Tonight, I had the opportunity to hear Jon “Maddog” Hall give a high-level talk (appropriately peppered with server-room humor for the crowd) at this month’s BLUG meeting. For an audience familiar with the the free/open-source software movement, the presentation was a thrilling cheerleading session. Maddog (so named by his students at the Hartford State Tech College) is an elegant raconteur with a seemingly limitless number of stories describing applications of free software across the globe. He detailed in passionate terms the development of no-cost computer labs, entrepreneurship, research, and education from Africa to Brazil to Fuji. During his first visit to that last tropical locale, Maddog singlehandedly brought GNU/Linux to a University which had been unable to download any distributions because the entire institution shared a lone 1200bps dial-up connection to the Internet.
Recently, my blogroll has been lit up with newly-stirred debate over the principles behind free software. Maddog, though present for and supportive of the introduction of the term Open Source in 1998, described recently reconsidering the diplomatic nomenclature. He suggests that RMS is correct in asserting the original term, “free software”, along with requisite disambiguation of the troublesome adjective for English speakers. “The actual value [of f/oss] is FREEDOM” and with open source, “they still don’t get it.”

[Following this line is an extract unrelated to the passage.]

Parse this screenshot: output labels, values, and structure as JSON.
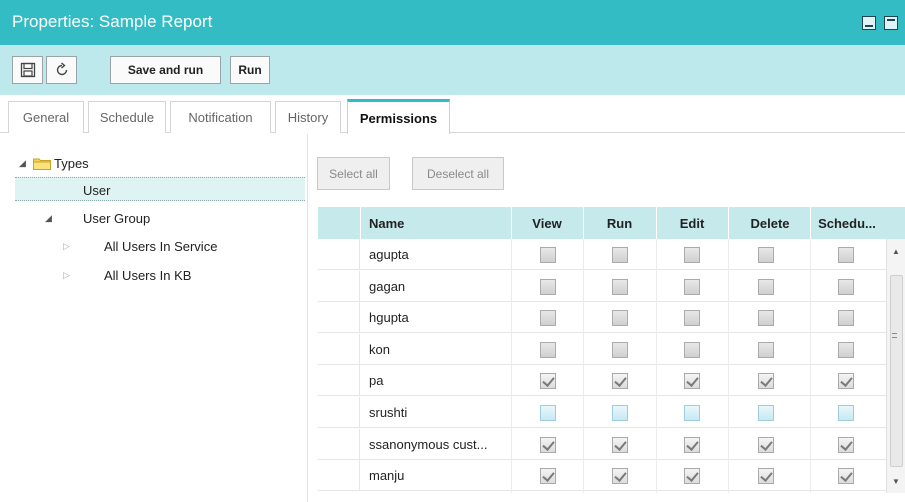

Years of globetrotting shifted Maddog’s focus away from the “gratis” side of free software to the “libre.” Use the code, read the code, change the code, share the code. These are the rights of f/oss users and for users with experience in systemic oppression and bureaucratic control (for example, those behind Iron or Bamboo Curtains), these rights not mere mythology but liberation!
Maddog also announced a fundamental shift for Linux International. After more than 10 years as a vendor organization, it will soon transform to the inverse. He estimates that as an end-user organization representing anyone but the vendors, LI will be able to generate ~$18-20million per year. These funds will be redirected to support efforts in areas such as better documentation which should cycle back to increase the number of end-users and, presumably, the next year’s kitty. Keep an eye out.
In an exciting classroom update, we have succeeded in assembling more than 20 no-cost PCs. The kids have started to take them home; Ubuntu on the boot. Canonical hurried 30 free CDs out to us, so the kids are taking home a pair of nice Ubuntu CD-ROMs in fold-out sleeves rather than more of my burned CD-r’s. Nothing like a little spit’n’shine.